Friday, October 12, 2007

woke up as usual at around noon....gosh, when u have nothing to do, u have no reason to wake up! so wonder around, heard my mom coming back and prepared myself for another round of nagging!!!!what can i do?if u have a mom whose favourite past time is to find fault and nag at everything u did, either u're doing it or u had done it eons ago or stuff u haven't done......what can u do??just bare with her lor....

although i've been "doing nothing", my heart actually are loaded with worries.......worries about my finals that is in 2 weeks time......i dun usually worry about finals.....maybe because my test result is pretty good in the past, that kind of gave me the confidence....but this time its different! my test, its horrible....all i could do is stare blankly at the questions and scratch my head...i scratch my head a lot this semester.....almost on the verge of becoming a crazy woman ad...
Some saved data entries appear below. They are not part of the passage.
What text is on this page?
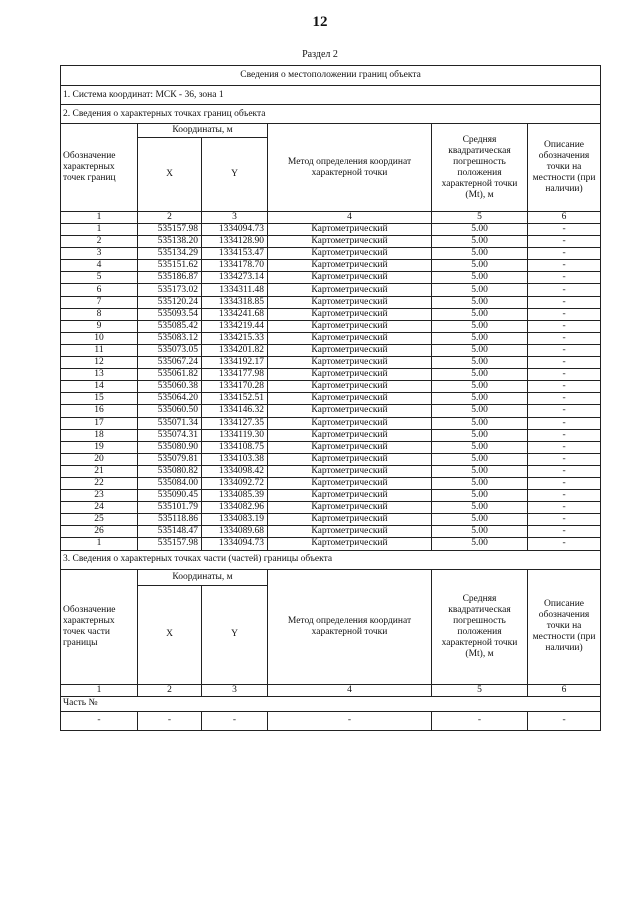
12
Раздел 2
Сведения о местоположении границ объекта					
1. Система координат: МСК - 36, зона 1					
2. Сведения о характерных точках границ объекта					
Обозначение характерных точек границ	Координаты, м		Метод определения координат характерной точки	Средняя квадратическая погрешность положения характерной точки (Mt), м	Описание обозначения точки на местности (при наличии)
	X	Y			
1	2	3	4	5	6
1	535157.98	1334094.73	Картометрический	5.00	-
2	535138.20	1334128.90	Картометрический	5.00	-
3	535134.29	1334153.47	Картометрический	5.00	-
4	535151.62	1334178.70	Картометрический	5.00	-
5	535186.87	1334273.14	Картометрический	5.00	-
6	535173.02	1334311.48	Картометрический	5.00	-
7	535120.24	1334318.85	Картометрический	5.00	-
8	535093.54	1334241.68	Картометрический	5.00	-
9	535085.42	1334219.44	Картометрический	5.00	-
10	535083.12	1334215.33	Картометрический	5.00	-
11	535073.05	1334201.82	Картометрический	5.00	-
12	535067.24	1334192.17	Картометрический	5.00	-
13	535061.82	1334177.98	Картометрический	5.00	-
14	535060.38	1334170.28	Картометрический	5.00	-
15	535064.20	1334152.51	Картометрический	5.00	-
16	535060.50	1334146.32	Картометрический	5.00	-
17	535071.34	1334127.35	Картометрический	5.00	-
18	535074.31	1334119.30	Картометрический	5.00	-
19	535080.90	1334108.75	Картометрический	5.00	-
20	535079.81	1334103.38	Картометрический	5.00	-
21	535080.82	1334098.42	Картометрический	5.00	-
22	535084.00	1334092.72	Картометрический	5.00	-
23	535090.45	1334085.39	Картометрический	5.00	-
24	535101.79	1334082.96	Картометрический	5.00	-
25	535118.86	1334083.19	Картометрический	5.00	-
26	535148.47	1334089.68	Картометрический	5.00	-
1	535157.98	1334094.73	Картометрический	5.00	-
3. Сведения о характерных точках части (частей) границы объекта					
Обозначение характерных точек части границы	Координаты, м		Метод определения координат характерной точки	Средняя квадратическая погрешность положения характерной точки (Mt), м	Описание обозначения точки на местности (при наличии)
	X	Y			
1	2	3	4	5	6
Часть №					
-	-	-	-	-	-
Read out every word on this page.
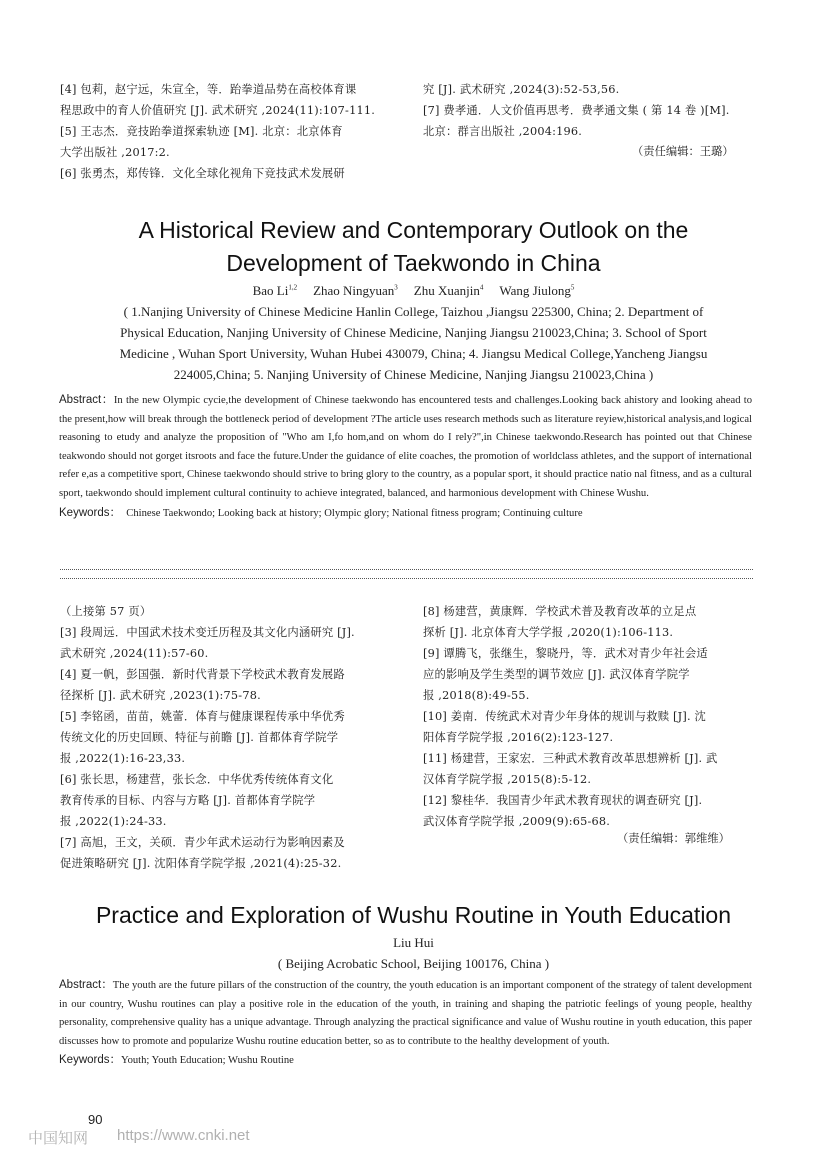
[4] 包莉，赵宁远，朱宣全，等．跆拳道品势在高校体育课

程思政中的育人价值研究 [J]. 武术研究 ,2024(11):107-111.

[5] 王志杰．竞技跆拳道探索轨迹 [M]. 北京：北京体育

大学出版社 ,2017:2.

[6] 张勇杰，郑传锋．文化全球化视角下竞技武术发展研

究 [J]. 武术研究 ,2024(3):52-53,56.

[7] 费孝通．人文价值再思考．费孝通文集 ( 第 14 卷 )[M].

北京：群言出版社 ,2004:196.

（责任编辑：王璐）
A Historical Review and Contemporary Outlook on the
Development of Taekwondo in China
Bao Li$^{1,2}$ Zhao Ningyuan$^3$ Zhu Xuanjin$^4$ Wang Jiulong$^5$
( 1.Nanjing University of Chinese Medicine Hanlin College, Taizhou ,Jiangsu 225300, China; 2. Department of
Physical Education, Nanjing University of Chinese Medicine, Nanjing Jiangsu 210023,China; 3. School of Sport
Medicine , Wuhan Sport University, Wuhan Hubei 430079, China; 4. Jiangsu Medical College,Yancheng Jiangsu
224005,China; 5. Nanjing University of Chinese Medicine, Nanjing Jiangsu 210023,China )
Abstract：In the new Olympic cycie,the development of Chinese taekwondo has encountered tests and challenges.Looking back ahistory and looking ahead to the present,how will break through the bottleneck period of development ?The article uses research methods such as literature reyiew,historical analysis,and logical reasoning to etudy and analyze the proposition of "Who am I,fo hom,and on whom do I rely?",in Chinese taekwondo.Research has pointed out that Chinese teakwondo should not gorget itsroots and face the future.Under the guidance of elite coaches, the promotion of worldclass athletes, and the support of international refer e,as a competitive sport, Chinese taekwondo should strive to bring glory to the country, as a popular sport, it should practice natio nal fitness, and as a cultural sport, taekwondo should implement cultural continuity to achieve integrated, balanced, and harmonious development with Chinese Wushu.
Keywords： Chinese Taekwondo; Looking back at history; Olympic glory; National fitness program; Continuing culture

（上接第 57 页）

[3] 段周远．中国武术技术变迁历程及其文化内涵研究 [J].

武术研究 ,2024(11):57-60.

[4] 夏一帆，彭国强．新时代背景下学校武术教育发展路

径探析 [J]. 武术研究 ,2023(1):75-78.

[5] 李铭函，苗苗，姚蕾．体育与健康课程传承中华优秀

传统文化的历史回顾、特征与前瞻 [J]. 首都体育学院学

报 ,2022(1):16-23,33.

[6] 张长思，杨建营，张长念．中华优秀传统体育文化

教育传承的目标、内容与方略 [J]. 首都体育学院学

报 ,2022(1):24-33.

[7] 高旭，王文，关硕．青少年武术运动行为影响因素及

促进策略研究 [J]. 沈阳体育学院学报 ,2021(4):25-32.

[8] 杨建营，黄康辉．学校武术普及教育改革的立足点

探析 [J]. 北京体育大学学报 ,2020(1):106-113.

[9] 谭腾飞，张继生，黎晓丹，等．武术对青少年社会适

应的影响及学生类型的调节效应 [J]. 武汉体育学院学

报 ,2018(8):49-55.

[10] 姜南．传统武术对青少年身体的规训与救赎 [J]. 沈

阳体育学院学报 ,2016(2):123-127.

[11] 杨建营，王家宏．三种武术教育改革思想辨析 [J]. 武

汉体育学院学报 ,2015(8):5-12.

[12] 黎桂华．我国青少年武术教育现状的调查研究 [J].

武汉体育学院学报 ,2009(9):65-68.

（责任编辑：郭维维）
Practice and Exploration of Wushu Routine in Youth Education
Liu Hui
( Beijing Acrobatic School, Beijing 100176, China )
Abstract：The youth are the future pillars of the construction of the country, the youth education is an important component of the strategy of talent development in our country, Wushu routines can play a positive role in the education of the youth, in training and shaping the patriotic feelings of young people, healthy personality, comprehensive quality has a unique advantage. Through analyzing the practical significance and value of Wushu routine in youth education, this paper discusses how to promote and popularize Wushu routine education better, so as to contribute to the healthy development of youth.
Keywords：Youth; Youth Education; Wushu Routine
90
中国知网 https://www.cnki.net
but still, i have no mood watsover to start studying...i've mark after raya as my studying week so i'm sticking to it....y my will only works on things that is not important?i should start as early as possible......but starting early also means that i will get bored early and forgets everything in a snap...i need a lock!a LOCK to keep everything that i read inside!!!

And a will to read. i dun have a will to read. i have a will for many things but just not the will to read.i can also remember lots of things....my memory capacity is endless........i always shock ppl with the things that my brain can remember.....but WHY?oh WHY?i just can't remember any facts that i read!